Beaucoup de Bruit pour Rien, qui serait une révision opérée par Shakespeare, vers 1598-99, d'une vieille comédie qu'il aurait conservée, est l'histoire d'un bon prince, Don Pedro d'Aragon, qui cherche à unir deux couples qui s'aiment, et dont le frère naturel, le bâtard machiavélique Don John, tente vainement de contrecarrer le projet.


© Théâtre de la Criée
© Théâtre de la Criée
L'intrigue est double avec d'une part l'histoire de Claudio et de Héro, inspirée d'une nouvelle de Matteo Bandello, et d'autre part celle de deux célibataires endurcis, deux ironistes, Béatrice et Bénédict, qui se jetteront dans les bras l'un de l'autre après quelques combats d'esprit durement menés. Mais il n'y a pas que du comique dans cette comédie : la scène du quatrième acte où Héro, à l'église, se voit injustement calomniée par son fiancé, et du même coup abandonnée de tous en un instant, contient les éléments d'un véritable moment tragique. Par ailleurs, compte tenu des goûts du public élisabéthain, de ses mœurs, de son réalisme foncier, la pièce est truffée de plaisanteries, d'équivoques, de sous-entendus sur l'acte sexuel qui produisent un effet de vulgarité, mais qui lui assurent néanmoins un grand succès.

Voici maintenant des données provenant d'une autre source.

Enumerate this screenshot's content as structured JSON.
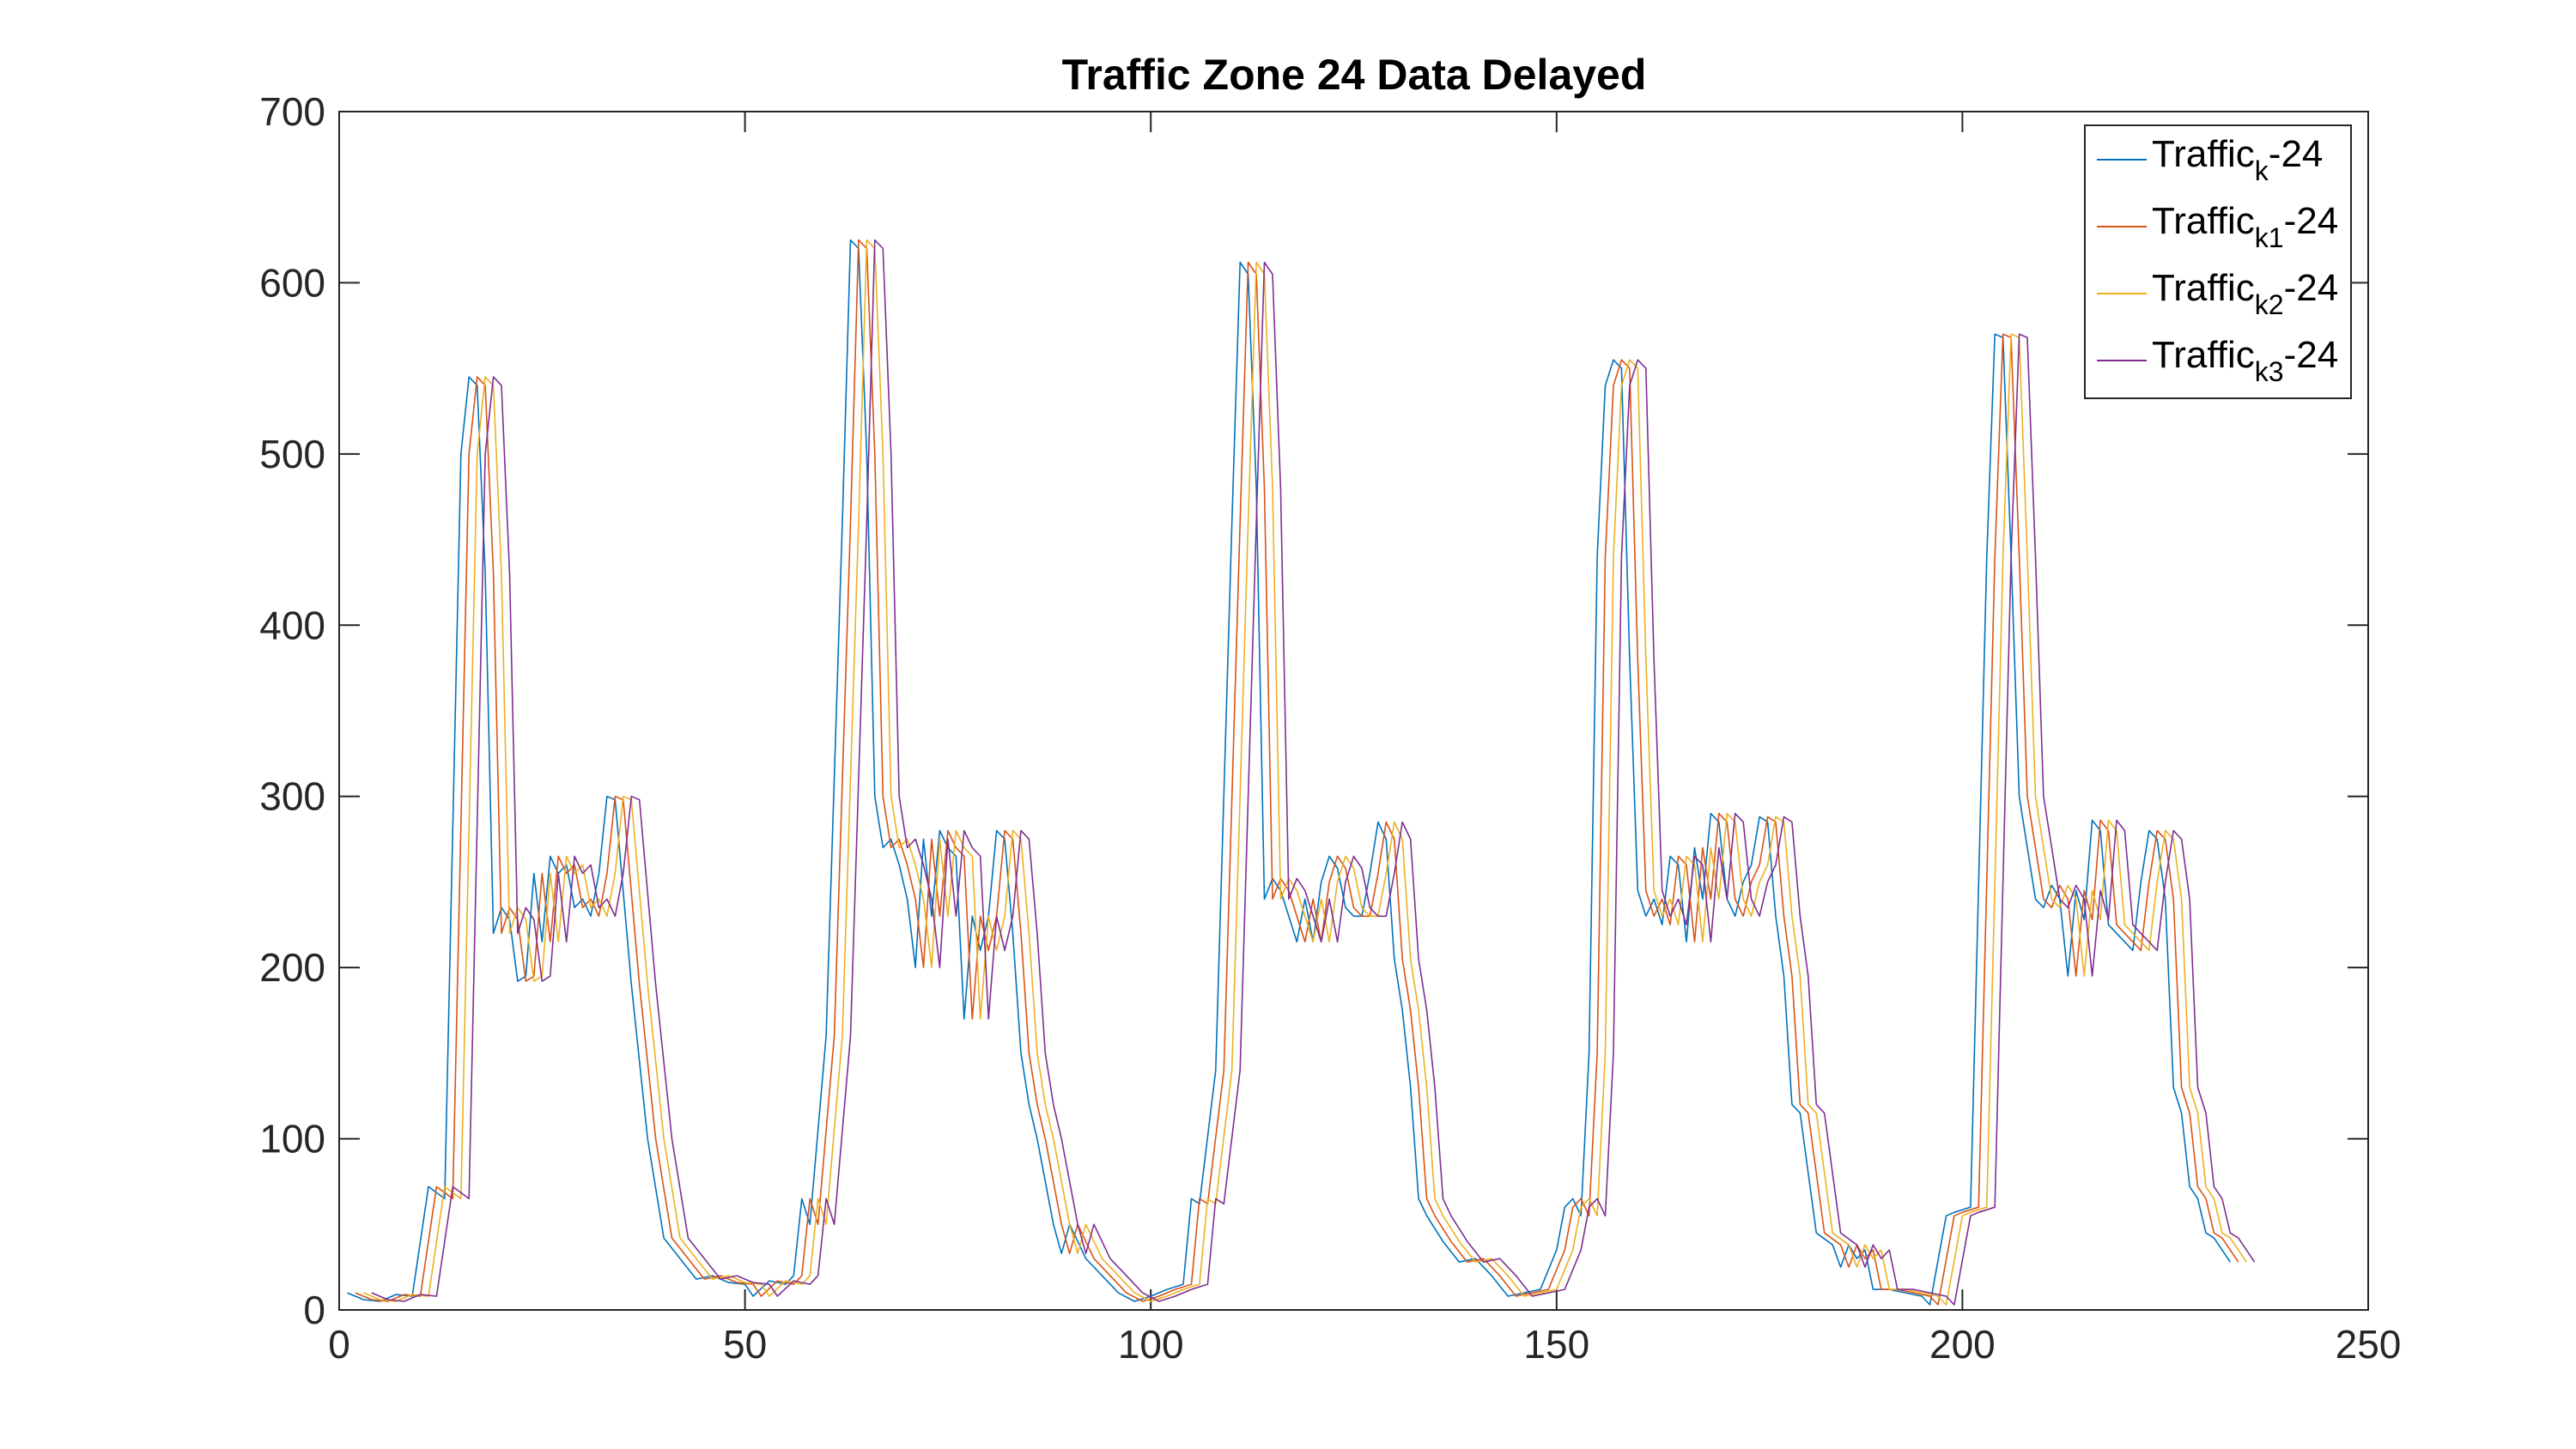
{
  "chart_data": {
    "type": "line",
    "title": "Traffic Zone 24 Data Delayed",
    "xlabel": "",
    "ylabel": "",
    "xlim": [
      0,
      250
    ],
    "ylim": [
      0,
      700
    ],
    "xticks": [
      "0",
      "50",
      "100",
      "150",
      "200",
      "250"
    ],
    "yticks": [
      "0",
      "100",
      "200",
      "300",
      "400",
      "500",
      "600",
      "700"
    ],
    "grid": false,
    "legend_position": "top-right",
    "base_profile": [
      [
        1,
        10
      ],
      [
        3,
        6
      ],
      [
        5,
        5
      ],
      [
        7,
        9
      ],
      [
        9,
        8
      ],
      [
        11,
        72
      ],
      [
        13,
        65
      ],
      [
        15,
        500
      ],
      [
        16,
        545
      ],
      [
        17,
        540
      ],
      [
        18,
        430
      ],
      [
        19,
        220
      ],
      [
        20,
        235
      ],
      [
        21,
        228
      ],
      [
        22,
        192
      ],
      [
        23,
        195
      ],
      [
        24,
        255
      ],
      [
        25,
        215
      ],
      [
        26,
        265
      ],
      [
        27,
        255
      ],
      [
        28,
        260
      ],
      [
        29,
        235
      ],
      [
        30,
        240
      ],
      [
        31,
        230
      ],
      [
        32,
        255
      ],
      [
        33,
        300
      ],
      [
        34,
        298
      ],
      [
        36,
        190
      ],
      [
        38,
        100
      ],
      [
        40,
        42
      ],
      [
        42,
        30
      ],
      [
        44,
        18
      ],
      [
        46,
        20
      ],
      [
        48,
        16
      ],
      [
        50,
        15
      ],
      [
        51,
        8
      ],
      [
        53,
        17
      ],
      [
        55,
        15
      ],
      [
        56,
        20
      ],
      [
        57,
        65
      ],
      [
        58,
        50
      ],
      [
        60,
        160
      ],
      [
        62,
        460
      ],
      [
        63,
        625
      ],
      [
        64,
        620
      ],
      [
        65,
        500
      ],
      [
        66,
        300
      ],
      [
        67,
        270
      ],
      [
        68,
        275
      ],
      [
        69,
        260
      ],
      [
        70,
        240
      ],
      [
        71,
        200
      ],
      [
        72,
        275
      ],
      [
        73,
        230
      ],
      [
        74,
        280
      ],
      [
        75,
        270
      ],
      [
        76,
        265
      ],
      [
        77,
        170
      ],
      [
        78,
        230
      ],
      [
        79,
        210
      ],
      [
        80,
        230
      ],
      [
        81,
        280
      ],
      [
        82,
        275
      ],
      [
        83,
        220
      ],
      [
        84,
        150
      ],
      [
        85,
        120
      ],
      [
        86,
        100
      ],
      [
        88,
        50
      ],
      [
        89,
        33
      ],
      [
        90,
        50
      ],
      [
        92,
        30
      ],
      [
        94,
        20
      ],
      [
        96,
        10
      ],
      [
        98,
        5
      ],
      [
        100,
        8
      ],
      [
        102,
        12
      ],
      [
        104,
        15
      ],
      [
        105,
        65
      ],
      [
        106,
        62
      ],
      [
        108,
        140
      ],
      [
        110,
        460
      ],
      [
        111,
        612
      ],
      [
        112,
        605
      ],
      [
        113,
        480
      ],
      [
        114,
        240
      ],
      [
        115,
        252
      ],
      [
        116,
        245
      ],
      [
        117,
        230
      ],
      [
        118,
        215
      ],
      [
        119,
        240
      ],
      [
        120,
        215
      ],
      [
        121,
        250
      ],
      [
        122,
        265
      ],
      [
        123,
        258
      ],
      [
        124,
        235
      ],
      [
        125,
        230
      ],
      [
        126,
        230
      ],
      [
        127,
        255
      ],
      [
        128,
        285
      ],
      [
        129,
        275
      ],
      [
        130,
        205
      ],
      [
        131,
        175
      ],
      [
        132,
        130
      ],
      [
        133,
        65
      ],
      [
        134,
        55
      ],
      [
        136,
        40
      ],
      [
        138,
        28
      ],
      [
        140,
        30
      ],
      [
        142,
        20
      ],
      [
        144,
        8
      ],
      [
        146,
        10
      ],
      [
        148,
        12
      ],
      [
        150,
        35
      ],
      [
        151,
        60
      ],
      [
        152,
        65
      ],
      [
        153,
        55
      ],
      [
        154,
        150
      ],
      [
        155,
        440
      ],
      [
        156,
        540
      ],
      [
        157,
        555
      ],
      [
        158,
        550
      ],
      [
        159,
        380
      ],
      [
        160,
        245
      ],
      [
        161,
        230
      ],
      [
        162,
        240
      ],
      [
        163,
        225
      ],
      [
        164,
        265
      ],
      [
        165,
        260
      ],
      [
        166,
        215
      ],
      [
        167,
        270
      ],
      [
        168,
        240
      ],
      [
        169,
        290
      ],
      [
        170,
        285
      ],
      [
        171,
        240
      ],
      [
        172,
        230
      ],
      [
        173,
        250
      ],
      [
        174,
        260
      ],
      [
        175,
        288
      ],
      [
        176,
        285
      ],
      [
        177,
        230
      ],
      [
        178,
        195
      ],
      [
        179,
        120
      ],
      [
        180,
        115
      ],
      [
        182,
        45
      ],
      [
        184,
        38
      ],
      [
        185,
        25
      ],
      [
        186,
        38
      ],
      [
        187,
        30
      ],
      [
        188,
        35
      ],
      [
        189,
        12
      ],
      [
        191,
        12
      ],
      [
        193,
        10
      ],
      [
        195,
        8
      ],
      [
        196,
        3
      ],
      [
        198,
        55
      ],
      [
        199,
        57
      ],
      [
        201,
        60
      ],
      [
        203,
        440
      ],
      [
        204,
        570
      ],
      [
        205,
        568
      ],
      [
        206,
        440
      ],
      [
        207,
        300
      ],
      [
        208,
        270
      ],
      [
        209,
        240
      ],
      [
        210,
        235
      ],
      [
        211,
        248
      ],
      [
        212,
        240
      ],
      [
        213,
        195
      ],
      [
        214,
        245
      ],
      [
        215,
        228
      ],
      [
        216,
        286
      ],
      [
        217,
        280
      ],
      [
        218,
        225
      ],
      [
        219,
        220
      ],
      [
        220,
        215
      ],
      [
        221,
        210
      ],
      [
        222,
        250
      ],
      [
        223,
        280
      ],
      [
        224,
        275
      ],
      [
        225,
        240
      ],
      [
        226,
        130
      ],
      [
        227,
        115
      ],
      [
        228,
        72
      ],
      [
        229,
        65
      ],
      [
        230,
        45
      ],
      [
        231,
        42
      ],
      [
        232,
        35
      ],
      [
        233,
        28
      ]
    ],
    "series": [
      {
        "name": "Traffic",
        "sub": "k",
        "suffix": "-24",
        "shift": 0,
        "color": "#0072BD"
      },
      {
        "name": "Traffic",
        "sub": "k1",
        "suffix": "-24",
        "shift": 1,
        "color": "#D95319"
      },
      {
        "name": "Traffic",
        "sub": "k2",
        "suffix": "-24",
        "shift": 2,
        "color": "#EDB120"
      },
      {
        "name": "Traffic",
        "sub": "k3",
        "suffix": "-24",
        "shift": 3,
        "color": "#7E2F8E"
      }
    ],
    "colors": {
      "axis": "#262626",
      "background": "#ffffff"
    }
  }
}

La pièce qui a fait l'objet de productions somptueuses à Londres et à Paris, aux XIXe et XXe siècles, est présentée dans le décor peu éclairé d'un immense encadrement de tableau, fermé d'un rideau gris, qui s'ouvre le plus souvent sur un ridicule comptoir de bar des années soixante, surmonté d'un grand miroir (scénographie de Erwan Creff).
On lui préfère la remarquable direction d'acteurs de Clément Poirée qui confronte une Béatrice aristocrate, d'un charme acide et d'une ironie mordante (Emeline Bayart) à un Bénédict danseur baroque, insolent, bouffon ou mélancolique (Bruno Blairet), qui distingue un Claudio hautain, impétueux (Laurent Menoret) d'un prince d'humeur égale et sereine(Matthieu Marie), isole le satanique bâtard Don John, et permet aux deux clowns inquisiteurs (Raphaël Almosni et Antony Paliotti) d'accomplir une étonnante performance burlesque. Leur diction parfaite met en plus en valeur la belle adaptation française de Jude Lucas, dépourvue des obscurités et platitudes de celle de François-Victor Hugo.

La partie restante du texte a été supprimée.